St. Patrick’s Day in 20th and 21st Century American life has developed a really curious character. For many younger adults, it’s a two or three-day drinking binge; for families with young children it’s become a potentially wearisome obligation to stage leprechaun hunts or some other form of celebration. For older people, it might just be a day to wear green. For Americans with some kind of link, however vague or imaginary, to Ireland, it’s a chance for some lightly phony kind of ethnonational schmaltz (to mix my ethnic references) with a vague side of political muscle-flexing in a small set of cities where Irish-American neighborhoods were or still are an important constituency.
To some extent, it has provided a sort of template for the spread of ethnic and immigrant festivals in major American cities, though none of the various days or weekends that have been declared over the years have quite been able to capture the same kind of cultural real-estate at the national level. (Italian-Americans would be wise to just rebrand Columbus Day altogether with a more palatable Italian-American figure to memorialize or celebrate—Da Vinci Day or something like that.)
Anyway, in my household, yeah, some of the schmaltz makes an annual appearance. I did leprechaun hunts for my kid (honestly, if you are now finding this is an expectation with your young children, it is not my fault: when I was doing this almost two decades ago, I was the only one I knew who did. Something happened in the culture.) We often watched a film that was at least sort of about Ireland. (I am lifetime-tapped-out on “Darby O’Gill” and “The Quiet Man”. Never again.) We wear green, we buy gimmicky green things.
And I cook some standards. In this case, corned beef, cabbage and boxty (basically, the same at latkes).
Before I did that, I made a few other things heading into the day itself. I was pretty happy with an egg-mushrooms-and-sausage affair I made late last week, a kind of breakfast-for-dinner sort of thing. We have a little teeny omelette pan I should use more often—it doesn’t so much make omelettes as it does little round cooked eggs for something like a breakfast sandwich. (The sausages were the Irish bangers I mentioned in last week’s column, so there you go: the whole theme was off and running before we even got to the weekend.)
Then I made some char siu style pork to go over noodles and stir-fried vegetables. I’ve gotten to the point where I improvise some on char siu—I know what’s got to be in it and what elements can be subbed in or out. (And I’m sticking to my determination to never ever coat it with maltose again.)
I follow the NYT corned beef recipe for the cooking, if not the pickling mix, so it was three hours in beer and ginger beer. In the meantime, I puzzled about how to do the cabbage and how to do the boxty.

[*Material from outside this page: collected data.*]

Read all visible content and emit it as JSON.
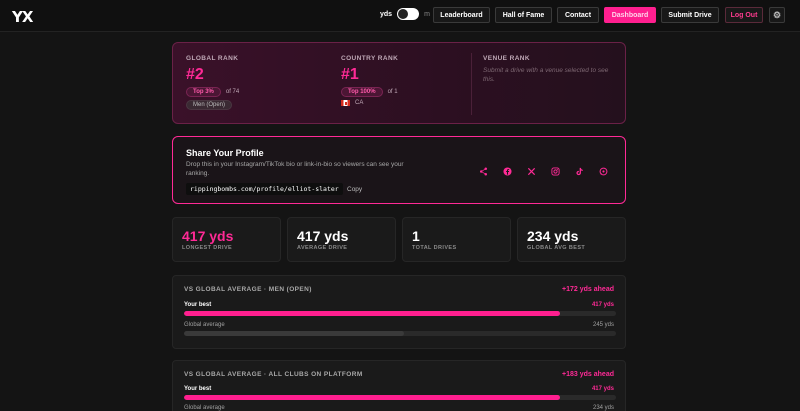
{
  "header": {
    "logo": "YX",
    "unit_active": "yds",
    "unit_inactive": "m",
    "nav": [
      "Leaderboard",
      "Hall of Fame",
      "Contact",
      "Dashboard",
      "Submit Drive",
      "Log Out"
    ],
    "active_nav": "Dashboard",
    "settings_icon": "gear-icon"
  },
  "ranks": {
    "global": {
      "title": "GLOBAL RANK",
      "value": "#2",
      "badge": "Top 3%",
      "of": "of 74",
      "division": "Men (Open)"
    },
    "country": {
      "title": "COUNTRY RANK",
      "value": "#1",
      "badge": "Top 100%",
      "of": "of 1",
      "country_code": "CA"
    },
    "venue": {
      "title": "VENUE RANK",
      "note": "Submit a drive with a venue selected to see this."
    }
  },
  "share": {
    "title": "Share Your Profile",
    "description": "Drop this in your Instagram/TikTok bio or link-in-bio so viewers can see your ranking.",
    "url": "rippingbombs.com/profile/elliot-slater",
    "copy_label": "Copy",
    "icons": [
      "share-icon",
      "facebook-icon",
      "x-icon",
      "instagram-icon",
      "tiktok-icon",
      "whatsapp-icon"
    ]
  },
  "stats": [
    {
      "value": "417 yds",
      "label": "LONGEST DRIVE"
    },
    {
      "value": "417 yds",
      "label": "AVERAGE DRIVE"
    },
    {
      "value": "1",
      "label": "TOTAL DRIVES"
    },
    {
      "value": "234 yds",
      "label": "GLOBAL AVG BEST"
    }
  ],
  "comparisons": [
    {
      "title": "VS GLOBAL AVERAGE · MEN (OPEN)",
      "ahead": "+172 yds ahead",
      "best_label": "Your best",
      "best_value": "417 yds",
      "best_fraction": 0.87,
      "avg_label": "Global average",
      "avg_value": "245 yds",
      "avg_fraction": 0.51
    },
    {
      "title": "VS GLOBAL AVERAGE · ALL CLUBS ON PLATFORM",
      "ahead": "+183 yds ahead",
      "best_label": "Your best",
      "best_value": "417 yds",
      "best_fraction": 0.87,
      "avg_label": "Global average",
      "avg_value": "234 yds",
      "avg_fraction": 0.49
    }
  ],
  "colors": {
    "accent": "#ff1f8f",
    "background": "#141414",
    "card": "#1a1a1a"
  }
}
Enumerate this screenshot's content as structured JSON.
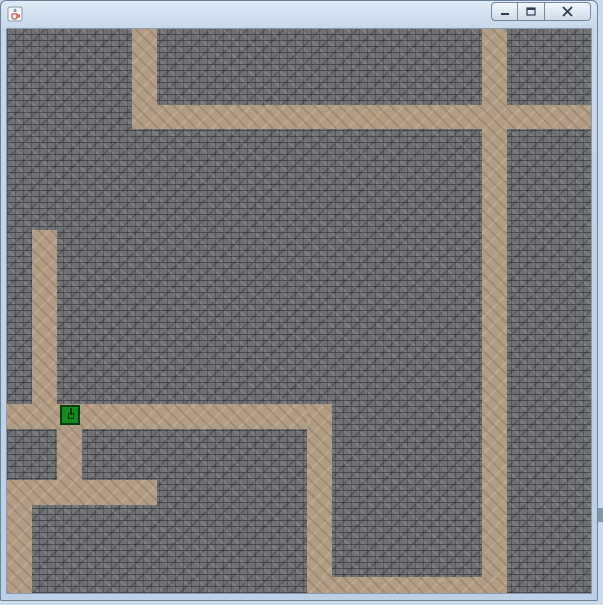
{
  "window": {
    "title": "",
    "minimize_icon": "minimize-icon",
    "maximize_icon": "maximize-icon",
    "close_icon": "close-icon",
    "app_icon": "java-cup-icon"
  },
  "game": {
    "ground_texture": "stone-brick",
    "road_texture": "sand-path",
    "player": {
      "kind": "tank",
      "color": "#138a1f",
      "facing": "up"
    }
  },
  "colors": {
    "stone": "#6f7174",
    "path": "#b19c84",
    "player": "#138a1f",
    "player_outline": "#063f0b"
  }
}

Cabbage is one of those staple ingredients that restaurant chefs seem to have suddenly discovered. It reminds me a bit of the slow burn where brussel sprouts kind of redeemed their foul reputation via the Thanksgiving side dish of roasted sprouts, bacon, chestnuts and maple syrup and then suddenly exploded into culinary popularity, to the point that you can hardly go to a gastropub that doesn’t have them fried and coated with soy sauce, fish sauce and sweet syrup of some kind. Cabbage was often either boringly cooked or a component of a big salad like cole slaw or “Asian salad” and now I see it a lot on menus with different techniques and flavor profiles.
I decided to broil some savoy cabbage with a light coating of olive oil and then to add a bit of fennel tops, watercress and pea shoots on top. Then I put a bit of chili crisp and some spicy pistachios on that. Looked good and tasted good, actually.
The boxty worried me—I’ve half-assed it and had it come out terribly, but I’ve also used recipes and had those come out terribly. You’d think it wouldn’t be so hard—they’re just potato pancakes! But they have been for me. So I found a recipe I liked that combined mashed potatoes and grated potatoes and insisted strenuously on squeezing all the moisture out of the grated ones, an instruction I’ve seen on some latke recipes as well. And voila! they came out beautifully.
So did the corned beef, but I knew that was going to work.
Which really left only two remaining things to do:
Have a glass of whisky.
Watch the rest of “Godfather 2”. Hey, Tom Hagen’s Irish, right?